Thank you for your imput.

(in reply to hiswetness)
Profile   Post #: 24
RE: How would you define the role of a Daddy Dom? - 5/30/2008 6:42:44 AM   
angelikaJ


Posts: 8641
Joined: 6/22/2007
Status: offline
quote:

ORIGINAL: SailingBum

quote:

ORIGINAL: angelikaJ

quote:

ORIGINAL: SmokingGun82



Some do, and they'll tell you that doesn't make it equivalent to incest play. Some don't, but they'll say that if they did it wouldn't be incest play.

They can justify however they like, but if you're calling someone "Daddy" all the time and sucking their dick, it's incest play. Not that there's anything wrong with that...

As always, just my opinion. Feel free to substitute your own.



I very much disagree with your assumption.

You are basing your idea on what "Daddy" means to you...it does not exist in that context for everyone.

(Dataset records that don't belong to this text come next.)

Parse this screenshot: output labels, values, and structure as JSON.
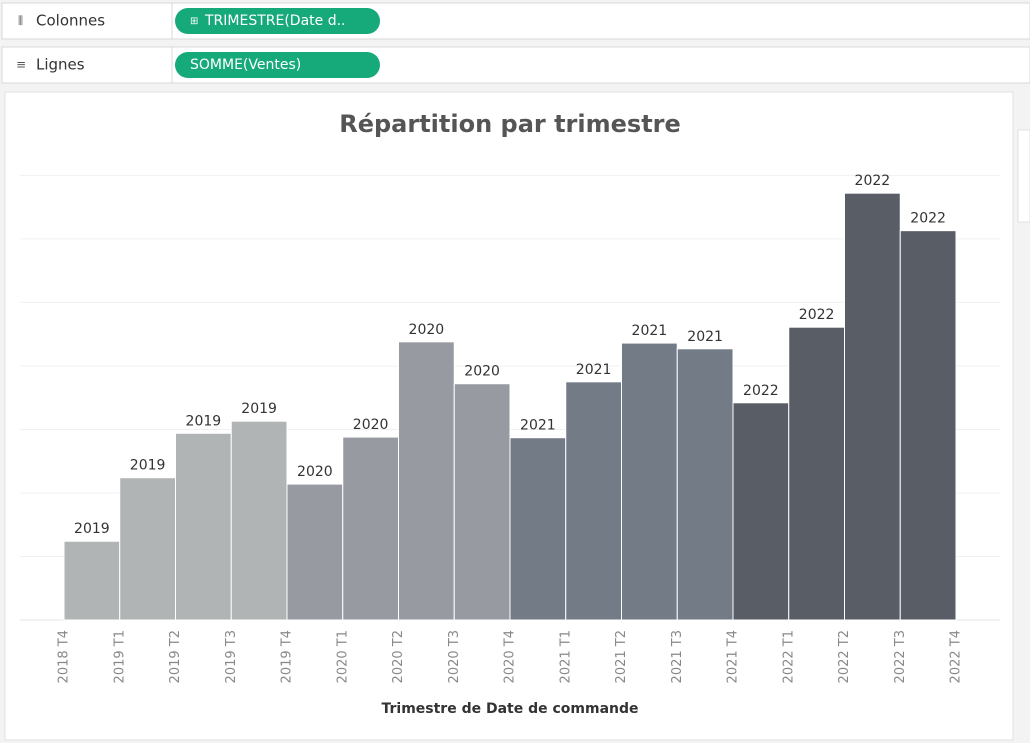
{
  "ui": {
    "columns_shelf": {
      "label": "Colonnes",
      "pill": "TRIMESTRE(Date d.."
    },
    "rows_shelf": {
      "label": "Lignes",
      "pill": "SOMME(Ventes)"
    }
  },
  "chart_data": {
    "type": "histogram",
    "title": "Répartition par trimestre",
    "x_label": "Trimestre de Date de commande",
    "bins": [
      "2018 T4",
      "2019 T1",
      "2019 T2",
      "2019 T3",
      "2019 T4",
      "2020 T1",
      "2020 T2",
      "2020 T3",
      "2020 T4",
      "2021 T1",
      "2021 T2",
      "2021 T3",
      "2021 T4",
      "2022 T1",
      "2022 T2",
      "2022 T3",
      "2022 T4"
    ],
    "values": [
      1.24,
      2.24,
      2.94,
      3.13,
      2.14,
      2.88,
      4.38,
      3.72,
      2.87,
      3.75,
      4.36,
      4.27,
      3.42,
      4.61,
      6.72,
      6.13
    ],
    "bar_labels": [
      "2019",
      "2019",
      "2019",
      "2019",
      "2020",
      "2020",
      "2020",
      "2020",
      "2021",
      "2021",
      "2021",
      "2021",
      "2022",
      "2022",
      "2022",
      "2022"
    ],
    "colors": [
      "#b1b4b4",
      "#b1b4b4",
      "#b1b4b4",
      "#b1b4b4",
      "#979ba1",
      "#979ba1",
      "#979ba1",
      "#979ba1",
      "#737b87",
      "#737b87",
      "#737b87",
      "#737b87",
      "#585d66",
      "#585d66",
      "#585d66",
      "#585d66"
    ],
    "ylim": [
      0,
      7.4
    ],
    "grid_lines": [
      1,
      2,
      3,
      4,
      5,
      6,
      7
    ],
    "grid": true
  }
}
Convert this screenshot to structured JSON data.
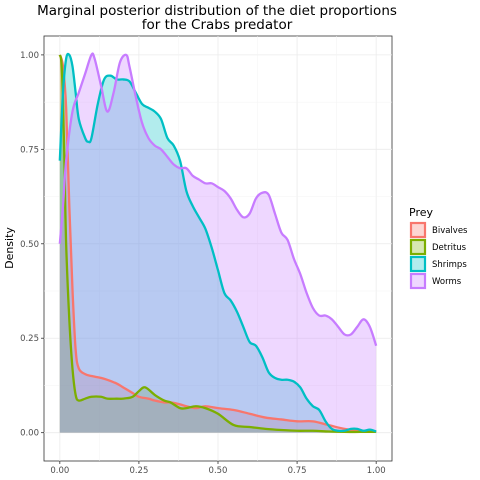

Im curious what he was supposed to base his beliefs on???

BadOne


Of course, you are right on this... .

My point was an explanation of why I personally disagreed with his conclusion.
To me, there is a big difference between using the word "Daddy" and have it represent safety, nurturing guidance and having someone fantasize about sex with their male parent.
Calling someone Daddy does not automatically mean they are thinking of the latter.